We sloths slept in until 4am and then made the commute to Summit County and started the hike up at 6:30am. This couloir faces NE and gets sun at sunrise and we really should have started even earlier. It had been a warm night and we were soon post-holing in muck and cursing our late start. Fortunately there were people ahead who broke trail most of the way.
Bill and the dogs topped out around 8:30am with the rest of us trailing in at our own paces. It was a gorgeous day, but ominously warm. We sat and ate lunch, but soon snapped into our glisse-instruments for we were worried about wet snow avalanches in the Silver Couloir.

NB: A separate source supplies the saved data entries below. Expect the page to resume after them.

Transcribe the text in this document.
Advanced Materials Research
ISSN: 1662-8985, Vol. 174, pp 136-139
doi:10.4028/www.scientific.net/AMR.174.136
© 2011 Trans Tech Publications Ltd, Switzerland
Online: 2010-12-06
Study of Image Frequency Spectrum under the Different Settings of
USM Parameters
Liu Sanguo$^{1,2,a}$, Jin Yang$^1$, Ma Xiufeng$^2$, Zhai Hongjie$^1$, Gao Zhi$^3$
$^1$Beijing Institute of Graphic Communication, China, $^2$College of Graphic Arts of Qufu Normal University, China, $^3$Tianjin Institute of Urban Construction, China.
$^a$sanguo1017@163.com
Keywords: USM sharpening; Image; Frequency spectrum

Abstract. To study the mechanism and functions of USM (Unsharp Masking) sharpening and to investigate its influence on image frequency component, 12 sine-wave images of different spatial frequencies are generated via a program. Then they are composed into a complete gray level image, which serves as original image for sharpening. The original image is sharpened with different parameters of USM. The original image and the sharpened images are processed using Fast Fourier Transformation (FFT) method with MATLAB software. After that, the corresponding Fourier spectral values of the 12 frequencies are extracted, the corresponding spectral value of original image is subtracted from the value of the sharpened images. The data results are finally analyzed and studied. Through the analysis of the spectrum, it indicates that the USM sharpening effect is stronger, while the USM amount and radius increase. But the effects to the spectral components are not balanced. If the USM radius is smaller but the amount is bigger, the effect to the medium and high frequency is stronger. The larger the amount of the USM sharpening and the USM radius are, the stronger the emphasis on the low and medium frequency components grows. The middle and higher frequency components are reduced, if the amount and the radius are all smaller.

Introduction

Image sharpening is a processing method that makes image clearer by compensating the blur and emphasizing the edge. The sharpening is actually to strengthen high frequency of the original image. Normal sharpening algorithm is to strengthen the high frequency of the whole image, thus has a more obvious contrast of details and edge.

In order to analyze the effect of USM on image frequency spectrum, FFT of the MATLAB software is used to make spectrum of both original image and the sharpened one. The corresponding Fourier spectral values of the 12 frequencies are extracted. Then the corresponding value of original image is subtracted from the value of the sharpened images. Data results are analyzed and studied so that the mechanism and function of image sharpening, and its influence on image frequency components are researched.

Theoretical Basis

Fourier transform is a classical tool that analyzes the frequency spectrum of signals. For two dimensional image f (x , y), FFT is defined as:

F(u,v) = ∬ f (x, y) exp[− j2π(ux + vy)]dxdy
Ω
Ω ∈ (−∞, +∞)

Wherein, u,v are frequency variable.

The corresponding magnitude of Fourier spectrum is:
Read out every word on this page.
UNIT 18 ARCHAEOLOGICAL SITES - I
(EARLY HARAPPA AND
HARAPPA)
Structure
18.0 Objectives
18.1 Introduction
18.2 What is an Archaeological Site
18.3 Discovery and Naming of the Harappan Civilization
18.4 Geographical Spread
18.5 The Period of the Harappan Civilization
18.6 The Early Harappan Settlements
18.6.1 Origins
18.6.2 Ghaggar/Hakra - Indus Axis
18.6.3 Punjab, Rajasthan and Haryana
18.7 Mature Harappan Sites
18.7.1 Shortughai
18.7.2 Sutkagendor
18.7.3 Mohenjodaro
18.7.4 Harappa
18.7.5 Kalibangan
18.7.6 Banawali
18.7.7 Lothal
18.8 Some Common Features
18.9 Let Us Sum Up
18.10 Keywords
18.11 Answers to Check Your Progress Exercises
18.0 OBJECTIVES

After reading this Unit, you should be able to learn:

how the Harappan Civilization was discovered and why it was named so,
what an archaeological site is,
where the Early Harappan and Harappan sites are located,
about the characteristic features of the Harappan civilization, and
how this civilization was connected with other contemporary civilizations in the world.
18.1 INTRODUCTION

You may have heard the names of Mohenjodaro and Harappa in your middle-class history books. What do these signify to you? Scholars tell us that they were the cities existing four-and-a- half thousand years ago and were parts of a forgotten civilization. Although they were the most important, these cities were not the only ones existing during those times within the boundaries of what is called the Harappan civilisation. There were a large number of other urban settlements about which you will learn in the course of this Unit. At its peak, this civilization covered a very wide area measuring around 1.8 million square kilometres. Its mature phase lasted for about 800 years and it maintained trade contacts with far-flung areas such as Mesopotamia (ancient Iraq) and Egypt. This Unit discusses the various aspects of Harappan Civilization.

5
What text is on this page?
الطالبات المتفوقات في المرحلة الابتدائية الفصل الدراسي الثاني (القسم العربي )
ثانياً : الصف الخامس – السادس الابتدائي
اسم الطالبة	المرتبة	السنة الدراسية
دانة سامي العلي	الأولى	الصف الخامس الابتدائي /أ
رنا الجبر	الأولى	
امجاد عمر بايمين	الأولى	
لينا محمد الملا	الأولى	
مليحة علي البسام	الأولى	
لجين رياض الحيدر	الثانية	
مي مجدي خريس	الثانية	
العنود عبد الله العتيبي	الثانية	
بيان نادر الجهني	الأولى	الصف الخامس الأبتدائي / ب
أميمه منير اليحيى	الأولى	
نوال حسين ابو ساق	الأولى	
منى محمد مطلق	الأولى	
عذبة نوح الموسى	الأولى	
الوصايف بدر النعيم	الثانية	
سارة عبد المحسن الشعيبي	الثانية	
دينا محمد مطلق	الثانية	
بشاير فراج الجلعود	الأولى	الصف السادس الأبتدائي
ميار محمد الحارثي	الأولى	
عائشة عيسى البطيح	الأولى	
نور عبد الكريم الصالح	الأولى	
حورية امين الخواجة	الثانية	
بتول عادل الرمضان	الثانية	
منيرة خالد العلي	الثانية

The first few turns were on perfect corn but this soon changed to a couple inches of wet mush. Where the two couloirs join, however, the center of the couloir had recently slid, exposing harder snow which had now turned to good corn snow. Another party of 3 was skiing down as well, and it turned into a whooping match to see who could appear to be having the most fun.
Small slush avalanches called for great caution, however; at one point the 2 dogs were engulfed in a slow moving slide that swept them down several hundred feet. We should have taken Lou Dawson's advice and aimed to be on the summit soon after sunrise.
The walk out turned out to be about 3 miles farther than expected. We followed the aqueduct much too far and had to do a long backtrack, fortunately over fairly flat terrain and no snow.